Mubi Monday: Swimming Pool (2003)

Written and directed by François Ozon, working with writer Emmanuèle Bernheim and translator Sionann O'Neill, Swimming Pool is a sun-soaked psychosexual drama that turns into more of a standard thriller in the third act, anchored by two fantastic lead performances.

Charlotte Rampling is Sarah Morton, a writer who is given the use of her publisher's vacation home in Southern France. She writes detective thrillers, usually, and needs complete peace and quiet for her working process. It turns out, however, that her publisher (who is played by Charles Dance) has forgotten that his daughter (Julie, played by Ludivine Sagnier) is also due to spend some time at the house. Things soon become tense as Sarah and Julie clash, the former trying to get into the right headspace for her writing while the latter keeps herself busy with a series of one-night stands.

Moving between English and French, Swimming Pool is a fascinating character study of two people who are very comfortable in the personas that they choose to reveal to one another, yet completely out of their comfort zone when needing some real support. Both also have an arrogance about them, but for different reasons. Rampling has her assumed position of superiority simply by being older, and a polite Brit, while Sagnier has youth and a lack of care for any consequences, for most of the runtime anyway.
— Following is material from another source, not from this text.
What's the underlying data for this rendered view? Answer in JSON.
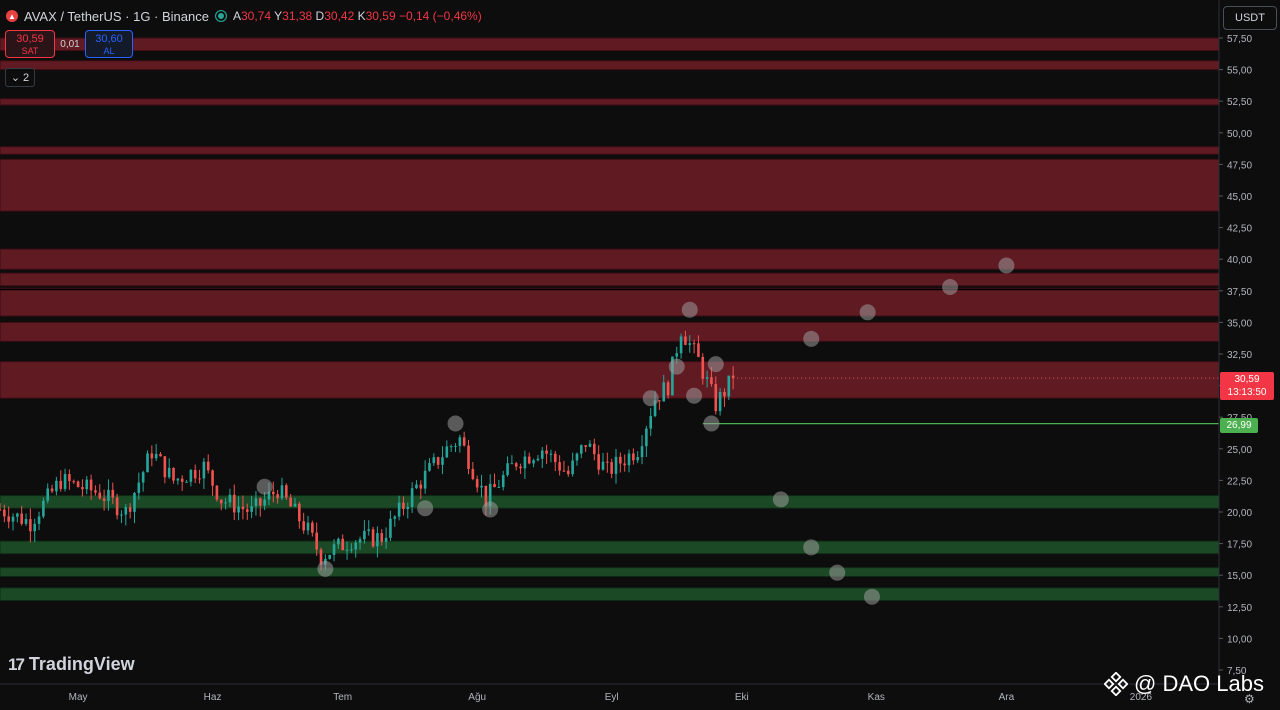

Rampling is excellent in the role of Sarah, as is Sagnier with her embodiment of Julie. Both leads skirt perilously close to their characters being completely unsympathetic, yet they manage to keep you watching as things develop between them into what could be a friendship, if no other agendas cause it to become unbalanced. Jean-Marie Lamour is Franck, a man who ends up inadvertently caught between the two women for an evening, and he also does a great job. Dance is only really in the movie for the start and end, bookending things with moments that show a big difference in the dynamic between himself and Rampling's character.

Although it takes a while to find its feet, Swimming Pool turns into something riveting and thought-provoking, especially when you get to a final scene that leaves things enjoyably ambiguous. It's about tapping in to your innermost desires and impulses as you try to access your creative side, it's about allowing yourself the freedom to just enjoy the company of others (good conversation, some dancing, a healthy helping of sex). It's even about just becoming someone else for the duration of your holiday in a foreign country, letting the mix of hot sunshine and cool water help you to view yourself as someone a bit steamier than usual.

Fans of Ozon will know that so many of his movies revolve around the idea of identity, what people can discover about others, what they can discover about themselves, and Swimming Pool is in line with his preferred thematic exploration. There may be a number of characters here, but it's all about Sarah discovering some other parts of Sarah.